Conversational agents. Studies on children’s interactions with digital interfaces – images, TV shows, or books –scaffolded by digital tutors typically compare the difference or added value of “real” and digital tutors. Those that adjust responses to the child — for example, in the form of customized responses of cartoon characters — show some promising learning benefits. For example, when 3-to-6-year-olds read stories with an automated conversational agent (digital tutor), they understood the story as much as they did when an adult read the story to them. What was different was the nature of children’s responses: When they read with the digital tutor, they attempted to answer clearly to be understood by the automatic speech processing. But when they read with the adult, their answers were more diverse and relevant.

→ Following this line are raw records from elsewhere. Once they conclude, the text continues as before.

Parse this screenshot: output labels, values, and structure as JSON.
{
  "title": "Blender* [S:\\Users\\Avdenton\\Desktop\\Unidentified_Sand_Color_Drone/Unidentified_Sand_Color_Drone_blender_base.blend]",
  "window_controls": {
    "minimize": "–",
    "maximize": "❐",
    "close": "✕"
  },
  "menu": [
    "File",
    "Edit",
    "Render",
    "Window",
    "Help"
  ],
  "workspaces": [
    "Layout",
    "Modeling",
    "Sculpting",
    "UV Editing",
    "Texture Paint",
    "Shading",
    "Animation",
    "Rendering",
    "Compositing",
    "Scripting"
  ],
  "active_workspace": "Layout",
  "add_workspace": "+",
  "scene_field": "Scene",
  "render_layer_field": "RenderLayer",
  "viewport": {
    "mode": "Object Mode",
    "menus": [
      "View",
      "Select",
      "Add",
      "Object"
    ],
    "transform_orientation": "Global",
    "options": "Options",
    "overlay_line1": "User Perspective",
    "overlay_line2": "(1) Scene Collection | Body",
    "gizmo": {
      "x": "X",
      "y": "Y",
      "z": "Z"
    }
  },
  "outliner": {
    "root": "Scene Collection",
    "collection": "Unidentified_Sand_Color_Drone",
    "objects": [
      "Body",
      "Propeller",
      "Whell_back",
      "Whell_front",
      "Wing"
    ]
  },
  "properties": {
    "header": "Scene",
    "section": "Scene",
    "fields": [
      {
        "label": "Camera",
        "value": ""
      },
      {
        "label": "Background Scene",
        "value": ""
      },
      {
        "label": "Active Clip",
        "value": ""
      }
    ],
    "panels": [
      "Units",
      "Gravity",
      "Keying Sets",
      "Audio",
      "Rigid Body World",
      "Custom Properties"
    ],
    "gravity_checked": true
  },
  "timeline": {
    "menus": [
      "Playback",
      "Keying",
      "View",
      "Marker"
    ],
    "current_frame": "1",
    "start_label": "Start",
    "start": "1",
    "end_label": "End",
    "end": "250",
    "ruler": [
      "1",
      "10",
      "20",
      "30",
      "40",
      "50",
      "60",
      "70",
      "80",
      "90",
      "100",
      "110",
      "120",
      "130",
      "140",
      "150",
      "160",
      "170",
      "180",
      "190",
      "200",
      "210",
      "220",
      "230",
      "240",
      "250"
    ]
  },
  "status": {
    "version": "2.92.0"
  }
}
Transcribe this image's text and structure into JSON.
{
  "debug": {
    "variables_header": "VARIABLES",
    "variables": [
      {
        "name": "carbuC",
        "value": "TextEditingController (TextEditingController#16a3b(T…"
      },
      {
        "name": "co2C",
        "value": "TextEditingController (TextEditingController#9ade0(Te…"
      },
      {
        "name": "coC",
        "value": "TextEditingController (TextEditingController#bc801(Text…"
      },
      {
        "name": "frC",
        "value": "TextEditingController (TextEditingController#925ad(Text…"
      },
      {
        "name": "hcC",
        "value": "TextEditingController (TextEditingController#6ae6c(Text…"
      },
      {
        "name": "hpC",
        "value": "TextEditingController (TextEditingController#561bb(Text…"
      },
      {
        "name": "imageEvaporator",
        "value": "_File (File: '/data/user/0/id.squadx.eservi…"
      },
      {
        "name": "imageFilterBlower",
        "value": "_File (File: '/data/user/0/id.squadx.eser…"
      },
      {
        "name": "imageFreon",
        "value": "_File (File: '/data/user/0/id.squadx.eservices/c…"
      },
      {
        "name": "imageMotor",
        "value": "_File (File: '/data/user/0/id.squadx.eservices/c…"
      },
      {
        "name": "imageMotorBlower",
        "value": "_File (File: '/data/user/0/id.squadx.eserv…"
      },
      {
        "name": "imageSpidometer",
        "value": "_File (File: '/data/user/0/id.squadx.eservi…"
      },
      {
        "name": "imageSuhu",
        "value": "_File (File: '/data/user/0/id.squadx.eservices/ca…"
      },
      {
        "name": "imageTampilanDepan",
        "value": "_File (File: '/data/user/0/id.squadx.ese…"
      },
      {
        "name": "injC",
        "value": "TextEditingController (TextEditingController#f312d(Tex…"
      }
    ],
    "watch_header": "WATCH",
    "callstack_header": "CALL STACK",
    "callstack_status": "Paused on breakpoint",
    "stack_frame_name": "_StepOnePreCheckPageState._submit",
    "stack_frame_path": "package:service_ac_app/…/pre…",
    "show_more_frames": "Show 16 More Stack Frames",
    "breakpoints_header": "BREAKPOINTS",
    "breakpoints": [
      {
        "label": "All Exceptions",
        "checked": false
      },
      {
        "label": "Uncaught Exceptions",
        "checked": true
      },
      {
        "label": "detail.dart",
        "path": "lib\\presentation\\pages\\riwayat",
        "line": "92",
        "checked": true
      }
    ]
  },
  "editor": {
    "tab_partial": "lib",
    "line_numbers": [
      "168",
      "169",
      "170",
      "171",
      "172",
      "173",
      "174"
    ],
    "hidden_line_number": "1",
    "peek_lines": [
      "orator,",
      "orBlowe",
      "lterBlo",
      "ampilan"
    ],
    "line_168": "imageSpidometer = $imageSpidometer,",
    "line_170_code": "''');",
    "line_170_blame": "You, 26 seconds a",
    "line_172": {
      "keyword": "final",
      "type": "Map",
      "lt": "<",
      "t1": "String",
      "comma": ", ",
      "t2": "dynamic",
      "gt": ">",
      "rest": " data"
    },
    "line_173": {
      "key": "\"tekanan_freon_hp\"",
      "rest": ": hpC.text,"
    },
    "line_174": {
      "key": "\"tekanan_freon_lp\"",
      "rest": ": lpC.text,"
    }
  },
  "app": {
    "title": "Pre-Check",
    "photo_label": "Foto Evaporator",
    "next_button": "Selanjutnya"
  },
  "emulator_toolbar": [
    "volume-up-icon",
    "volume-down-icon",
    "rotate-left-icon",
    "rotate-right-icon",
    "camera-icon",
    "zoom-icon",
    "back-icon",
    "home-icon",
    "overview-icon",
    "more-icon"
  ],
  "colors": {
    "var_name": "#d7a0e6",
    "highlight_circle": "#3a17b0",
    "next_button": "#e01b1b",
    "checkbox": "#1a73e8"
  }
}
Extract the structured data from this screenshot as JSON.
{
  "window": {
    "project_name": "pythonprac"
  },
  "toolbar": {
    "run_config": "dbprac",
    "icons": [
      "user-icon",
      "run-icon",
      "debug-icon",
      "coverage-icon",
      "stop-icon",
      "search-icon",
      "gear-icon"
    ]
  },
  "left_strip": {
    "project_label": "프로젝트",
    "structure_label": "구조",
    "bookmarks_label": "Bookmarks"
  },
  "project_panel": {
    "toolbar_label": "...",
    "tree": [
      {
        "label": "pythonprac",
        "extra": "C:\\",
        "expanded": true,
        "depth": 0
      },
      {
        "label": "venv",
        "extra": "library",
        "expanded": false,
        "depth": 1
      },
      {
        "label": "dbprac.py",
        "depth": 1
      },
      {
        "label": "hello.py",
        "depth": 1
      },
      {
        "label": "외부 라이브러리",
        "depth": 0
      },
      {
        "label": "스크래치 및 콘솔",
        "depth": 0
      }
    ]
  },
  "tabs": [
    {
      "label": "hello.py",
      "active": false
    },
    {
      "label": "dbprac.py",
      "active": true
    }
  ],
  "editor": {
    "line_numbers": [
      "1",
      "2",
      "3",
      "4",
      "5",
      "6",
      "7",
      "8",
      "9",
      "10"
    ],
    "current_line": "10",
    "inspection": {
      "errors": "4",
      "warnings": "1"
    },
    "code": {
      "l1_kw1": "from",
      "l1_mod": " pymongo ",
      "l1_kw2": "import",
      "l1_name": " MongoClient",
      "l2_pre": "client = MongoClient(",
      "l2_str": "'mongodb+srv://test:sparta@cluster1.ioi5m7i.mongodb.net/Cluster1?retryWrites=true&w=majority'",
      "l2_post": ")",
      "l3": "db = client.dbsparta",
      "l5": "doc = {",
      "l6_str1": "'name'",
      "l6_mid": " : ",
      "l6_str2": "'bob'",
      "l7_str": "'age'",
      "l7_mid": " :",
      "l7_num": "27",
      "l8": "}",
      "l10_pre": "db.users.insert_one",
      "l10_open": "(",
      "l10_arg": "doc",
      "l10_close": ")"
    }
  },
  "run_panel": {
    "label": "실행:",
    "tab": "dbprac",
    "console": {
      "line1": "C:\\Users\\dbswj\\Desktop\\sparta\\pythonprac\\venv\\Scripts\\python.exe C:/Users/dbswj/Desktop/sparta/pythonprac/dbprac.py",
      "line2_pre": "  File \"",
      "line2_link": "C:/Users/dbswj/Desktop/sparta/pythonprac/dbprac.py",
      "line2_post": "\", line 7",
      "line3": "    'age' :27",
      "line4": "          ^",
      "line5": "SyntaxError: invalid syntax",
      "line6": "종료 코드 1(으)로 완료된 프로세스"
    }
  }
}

One might anticipate that children’s answers will get more aligned with natural conversations as the technologies’ usability advances. What remains a challenge is addressing the pitfalls of digital personalized education. Two challenges are particularly salient: children’s agency and the personalization-pluralization balance.

Children’s agency with personalized AI tutors. Children’s agency, the possibility to control and make a choice, is often neglected with adult-made technologies. Paradoxically, although personalized learning is sold under the banner of child-centred education, automated recommendations and learning adjustments happen automatically, with direct use of children’s data but minimal children’s agency.

Generative AI was not developed for children but it is increasingly applied to education contexts. The question of whether the benefits really flow back to the child is especially salient with personalized AI tutors developed by commercial companies. With generative AI EdTech, children’s speech is used to train models embedded in tools that personalize their interactions without children being able to actively give informed consent.

While we wait for these ethical challenges to be addressed by AI bills and their enforced implementation, it is worth remembering the promise and pitfalls of personalised learning with new EdTech. The promises have been highlighted in terms of learning motivation, engagement, and meeting children where they are. The pitfalls relate to the use of personalization as a sole means to boost children's education and its digital design.

Personalized persuasive design is one of the manipulative features used in digital media to keep children's attention on the screen for as long as possible. With such a design, meaningless games or questions pop up on the screen but because they are adjusted to what users engaged with before, they catch their attention. While personalized nudges in the form of recommendation algorithms are unique to digital personalization, the broader problem of personalization is its connection to pluralization, or diversity of experience.

Will personalized AI tutors teach children to help and serve those whom they would not typically think of as their ‘friends’? Or to slow down the pace of learning to practice patience, and introduce difficult and at times frustrating tasks to practice executive functioning? Or to challenge children’s thinking with content that is not personalized and different from what they liked and engaged with before? Socrates would ask whether children will be pushed toward particulars rather than universals. The more a design leans towards the pole of personalization, the more it removes children from a collective reality — a reality that is challenging and complex because of its diversity, not its homogeneity.

References

Kucirkova, N. (2017). Digital personalization in early childhood: Impact on childhood. London: Bloomsbury Academic.

Kucirkova, N. (2021). The future of the self: Understanding personalization in childhood and beyond. Emerald Group Publishing.